For the lover of Spanish Missions in California, or for the devoutly religious – or for those who are both – it doesn’t get much better than Ventura, California’s Mission San Buenaventura.
Built in the late eighteenth century, this mission has withstood the test of time, as well as many other tests throughout its long life.
Updated 2/10/2020 – Earthquakes, fire, and even an instance of piracy have not been enough to keep this church from continuing on in the prescribed manner, and to this day thousands of supplicants enter its doors on a regular basis, seeking the comfort of their faith, the worship that is their duty, and the sacred mystery of communion with God.
Despite all of the consternation which has gone on around it throughout the centuries, Mission San Buenaventura has been and remains a place of peace.
With one exception.
Haunted California Mission
Eleven years after it was first built, the mission’s first church was destroyed by fire.
During the following sixteen years in which it took the parish to rebuild it, strange things apparently began happening at this California mission.
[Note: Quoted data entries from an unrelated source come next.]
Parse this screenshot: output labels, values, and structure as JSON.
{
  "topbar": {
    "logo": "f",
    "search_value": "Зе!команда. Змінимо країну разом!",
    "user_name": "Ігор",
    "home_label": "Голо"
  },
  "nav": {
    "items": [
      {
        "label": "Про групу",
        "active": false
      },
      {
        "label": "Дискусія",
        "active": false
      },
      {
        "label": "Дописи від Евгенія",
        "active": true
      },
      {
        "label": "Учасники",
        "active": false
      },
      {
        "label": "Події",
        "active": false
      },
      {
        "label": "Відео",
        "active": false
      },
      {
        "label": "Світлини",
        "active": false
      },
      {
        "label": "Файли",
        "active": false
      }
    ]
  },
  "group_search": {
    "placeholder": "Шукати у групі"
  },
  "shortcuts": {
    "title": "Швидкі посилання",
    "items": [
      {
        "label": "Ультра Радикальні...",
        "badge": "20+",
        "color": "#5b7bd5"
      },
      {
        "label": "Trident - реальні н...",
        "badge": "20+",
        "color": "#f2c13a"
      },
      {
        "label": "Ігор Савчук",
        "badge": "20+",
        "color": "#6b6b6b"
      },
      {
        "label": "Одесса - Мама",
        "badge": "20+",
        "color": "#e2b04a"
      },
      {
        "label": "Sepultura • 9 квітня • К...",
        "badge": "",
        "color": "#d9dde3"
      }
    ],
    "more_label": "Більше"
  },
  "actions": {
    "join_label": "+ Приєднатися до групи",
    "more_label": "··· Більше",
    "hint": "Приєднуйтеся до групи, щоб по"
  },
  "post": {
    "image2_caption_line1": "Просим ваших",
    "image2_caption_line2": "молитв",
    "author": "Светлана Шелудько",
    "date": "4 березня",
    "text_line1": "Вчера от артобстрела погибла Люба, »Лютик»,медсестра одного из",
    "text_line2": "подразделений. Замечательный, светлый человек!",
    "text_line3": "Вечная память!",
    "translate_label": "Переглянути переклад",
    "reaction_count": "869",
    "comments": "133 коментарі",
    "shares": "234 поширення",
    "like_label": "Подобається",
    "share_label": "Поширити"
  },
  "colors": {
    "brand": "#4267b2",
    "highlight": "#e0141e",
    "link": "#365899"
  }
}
Hard evidence is hard to come by (we’re talking about the end of the 1700s, after all,) but the stories which have come down to us tell of a person who had been caught amid and died in the fire.
According to the legend, after fourteen days he was seen to be walking around the mission.
When he would walk by the sacred relics and icons, many of them would exhibit strange behaviors.
Statues were seen to distort their facial expressions, wooden crosses fell off of walls…sometimes the ground itself would tremble.
Sometimes even those unfortunate enough to be in the vicinity would exhibit similar behavior, such as nuns crying tears of blood.
Evil Made Real
“The man’s corpse was badly burned,” says one monk I speak to from a different mission in the region – but who, I have been told, is the closest thing that exists to an expert on this subject.
“Burned beyond the point of living.
If he truly was up and walking around, he was either a ghost or a zombie.”
I start to laugh, but then notice that the monk is crossing himself.
I ask if he’s joking with me, at least about the zombie part.
“No, Señor,” he says.
“It isn’t that uncommon to get tales of the dead being raised back to some kind of half-life.
You see it down in nominally Catholic places like Haiti, where voodoo has been practiced for centuries, but you get it in this part of the world, as well.
That’s a large part of the reason I believe it.”
Because lots of cultures have similar stories about that? He nods.
“The ghost – or zombie, or whatever it is – of San Buenaventura leaves its remnants even today,” he says.
“There are parishioners…only a few perhaps, but they’re there…who would swear to you that on a dark night, if you go near the church, you can see a dark man walking about, and that his face is misshapen by fire.
They also say that if you look closely at the holy objects he passes, you will notice them doing strange things.”
Whatever the case, the idea alone makes the Mission of San Buenaventura one of the more interesting places you can go in California.